8. Troubleshooting Cheat-Sheet: 20 Common Errors
| Symptom | Root Cause | Quick Fix |
|---|---|---|
| CUDA out of memory | Batch size too big | Edit config: "batch_size": 32 |
| Stuck at “Loading tokens” | Corrupted cache | Delete runs/tokens/*/train.bin, regenerate |
| Garbled Chinese output | Input not UTF-8 | iconv -f gbk -t utf-8 old.txt > new.txt |
| Samples repeat forever | temperature = 0 |
Set "sample_temperature": 0.8 |
| Web UI shows no runs | Symlink broken | ln -s runs/train/<id> runs/train/latest |
9. After the Finish Line: Shrinking, Quantising, and Porting to Mobile
llm-madness stops at a fp32 checkpoint. To go smaller:
-
Dynamic quantisation ( torch.quantization) → int8, 4× smaller, <1 % PPL loss -
QAT (Quantisation Aware Training) → continue training with fake-quant layers, recover accuracy -
ONNX export → MLC-LLM → run at 30 ms/token on an Android phone
The repo leaves you at step 0 (fp32 checkpoint); all three routes use standard PyTorch tooling, no secret sauce required.

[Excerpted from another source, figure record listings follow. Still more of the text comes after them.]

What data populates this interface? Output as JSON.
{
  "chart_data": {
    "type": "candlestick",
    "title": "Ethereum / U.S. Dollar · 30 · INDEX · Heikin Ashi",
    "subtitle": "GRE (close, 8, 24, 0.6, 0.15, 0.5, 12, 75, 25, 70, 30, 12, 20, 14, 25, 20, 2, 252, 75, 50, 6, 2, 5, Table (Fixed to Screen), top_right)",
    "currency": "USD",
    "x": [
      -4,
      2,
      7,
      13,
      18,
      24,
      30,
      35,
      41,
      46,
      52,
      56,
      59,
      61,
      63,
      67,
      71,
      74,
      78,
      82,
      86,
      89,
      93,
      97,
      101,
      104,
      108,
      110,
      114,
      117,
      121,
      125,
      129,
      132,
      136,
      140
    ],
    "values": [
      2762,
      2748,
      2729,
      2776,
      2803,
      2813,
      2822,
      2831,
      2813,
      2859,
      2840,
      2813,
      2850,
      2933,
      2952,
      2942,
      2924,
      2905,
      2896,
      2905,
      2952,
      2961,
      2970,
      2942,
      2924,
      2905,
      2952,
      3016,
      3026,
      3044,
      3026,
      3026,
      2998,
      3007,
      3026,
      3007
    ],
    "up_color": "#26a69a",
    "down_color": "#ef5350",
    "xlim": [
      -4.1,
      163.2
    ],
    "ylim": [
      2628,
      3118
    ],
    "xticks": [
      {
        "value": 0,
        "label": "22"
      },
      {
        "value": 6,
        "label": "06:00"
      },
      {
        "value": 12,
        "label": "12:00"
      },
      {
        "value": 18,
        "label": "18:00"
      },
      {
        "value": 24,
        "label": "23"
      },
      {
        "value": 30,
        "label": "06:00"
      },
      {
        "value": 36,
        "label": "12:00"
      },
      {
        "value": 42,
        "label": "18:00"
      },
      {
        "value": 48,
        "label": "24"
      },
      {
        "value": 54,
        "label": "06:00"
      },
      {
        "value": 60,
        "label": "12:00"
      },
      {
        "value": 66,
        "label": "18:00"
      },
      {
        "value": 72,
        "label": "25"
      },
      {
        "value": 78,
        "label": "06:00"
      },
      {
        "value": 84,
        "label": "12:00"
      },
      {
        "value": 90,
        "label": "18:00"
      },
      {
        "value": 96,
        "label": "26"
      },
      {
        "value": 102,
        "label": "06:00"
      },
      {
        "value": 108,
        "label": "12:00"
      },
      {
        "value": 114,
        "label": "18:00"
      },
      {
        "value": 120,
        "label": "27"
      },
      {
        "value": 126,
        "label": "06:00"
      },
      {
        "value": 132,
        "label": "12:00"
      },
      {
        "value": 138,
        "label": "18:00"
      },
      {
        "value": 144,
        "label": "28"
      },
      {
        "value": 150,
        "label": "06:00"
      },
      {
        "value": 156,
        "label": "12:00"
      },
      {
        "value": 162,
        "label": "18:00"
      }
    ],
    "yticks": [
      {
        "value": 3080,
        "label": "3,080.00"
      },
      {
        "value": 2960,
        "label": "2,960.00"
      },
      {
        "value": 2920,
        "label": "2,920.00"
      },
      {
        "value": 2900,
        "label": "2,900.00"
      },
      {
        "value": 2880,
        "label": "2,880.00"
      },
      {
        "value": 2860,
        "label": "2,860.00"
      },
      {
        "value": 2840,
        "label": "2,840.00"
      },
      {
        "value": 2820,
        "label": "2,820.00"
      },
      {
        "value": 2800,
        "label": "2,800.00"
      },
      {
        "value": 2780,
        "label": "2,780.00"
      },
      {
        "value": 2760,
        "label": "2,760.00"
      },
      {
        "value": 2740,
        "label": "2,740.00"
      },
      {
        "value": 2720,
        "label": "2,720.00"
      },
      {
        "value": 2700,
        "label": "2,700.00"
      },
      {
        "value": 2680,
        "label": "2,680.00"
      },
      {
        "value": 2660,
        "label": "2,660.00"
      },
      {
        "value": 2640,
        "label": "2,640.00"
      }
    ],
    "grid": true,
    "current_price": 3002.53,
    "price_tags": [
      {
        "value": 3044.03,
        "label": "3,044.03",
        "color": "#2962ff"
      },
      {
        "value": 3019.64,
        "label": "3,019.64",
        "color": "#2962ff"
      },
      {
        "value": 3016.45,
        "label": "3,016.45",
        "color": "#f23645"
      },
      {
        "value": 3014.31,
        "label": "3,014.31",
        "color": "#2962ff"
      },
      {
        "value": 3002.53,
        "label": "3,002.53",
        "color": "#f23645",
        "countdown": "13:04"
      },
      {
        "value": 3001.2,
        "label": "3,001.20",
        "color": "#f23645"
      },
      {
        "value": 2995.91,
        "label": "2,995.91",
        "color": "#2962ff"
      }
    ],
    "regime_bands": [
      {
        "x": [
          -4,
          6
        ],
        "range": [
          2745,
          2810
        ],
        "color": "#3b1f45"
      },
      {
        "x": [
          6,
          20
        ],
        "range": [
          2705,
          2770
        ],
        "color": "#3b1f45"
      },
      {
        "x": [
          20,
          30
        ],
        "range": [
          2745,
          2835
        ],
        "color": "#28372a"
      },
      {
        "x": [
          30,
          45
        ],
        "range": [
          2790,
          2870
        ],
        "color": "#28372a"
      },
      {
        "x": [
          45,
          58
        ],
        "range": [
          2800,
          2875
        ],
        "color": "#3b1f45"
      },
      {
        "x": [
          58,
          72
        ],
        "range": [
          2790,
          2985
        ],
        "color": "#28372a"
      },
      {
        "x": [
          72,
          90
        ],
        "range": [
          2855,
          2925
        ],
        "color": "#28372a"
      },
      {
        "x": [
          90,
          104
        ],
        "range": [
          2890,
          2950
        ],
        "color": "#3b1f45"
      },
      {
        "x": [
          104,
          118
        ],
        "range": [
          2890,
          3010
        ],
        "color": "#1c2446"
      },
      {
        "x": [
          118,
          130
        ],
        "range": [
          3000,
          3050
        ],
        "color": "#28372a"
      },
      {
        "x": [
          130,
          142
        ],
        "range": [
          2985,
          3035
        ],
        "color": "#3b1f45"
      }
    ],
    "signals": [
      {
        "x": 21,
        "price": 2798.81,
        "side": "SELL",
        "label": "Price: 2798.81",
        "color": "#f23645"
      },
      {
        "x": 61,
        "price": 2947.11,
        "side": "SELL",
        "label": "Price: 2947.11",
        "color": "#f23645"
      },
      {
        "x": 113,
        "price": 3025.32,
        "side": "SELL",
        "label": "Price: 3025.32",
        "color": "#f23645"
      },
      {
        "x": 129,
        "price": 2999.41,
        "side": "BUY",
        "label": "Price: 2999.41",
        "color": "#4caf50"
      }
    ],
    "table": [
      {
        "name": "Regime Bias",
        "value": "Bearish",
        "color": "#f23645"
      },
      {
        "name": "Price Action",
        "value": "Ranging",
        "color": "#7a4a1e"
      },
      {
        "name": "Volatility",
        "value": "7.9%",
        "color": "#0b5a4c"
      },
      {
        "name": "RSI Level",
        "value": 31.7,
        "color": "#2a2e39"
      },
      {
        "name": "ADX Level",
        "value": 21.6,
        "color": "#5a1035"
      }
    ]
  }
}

Closing Thoughts: A Tiny Model Is a Microscope, Not a Toy
When you can see why the attention map lights up at “Covid-19” and “virus” in the same sentence, the maths in hundred-billion-parameter papers suddenly feels concrete. llm-madness is built to give you that x-ray vision—fast, local, and fully open. Enjoy the experiments, push your pull-requests, and remember to share what you break (and fix) along the way.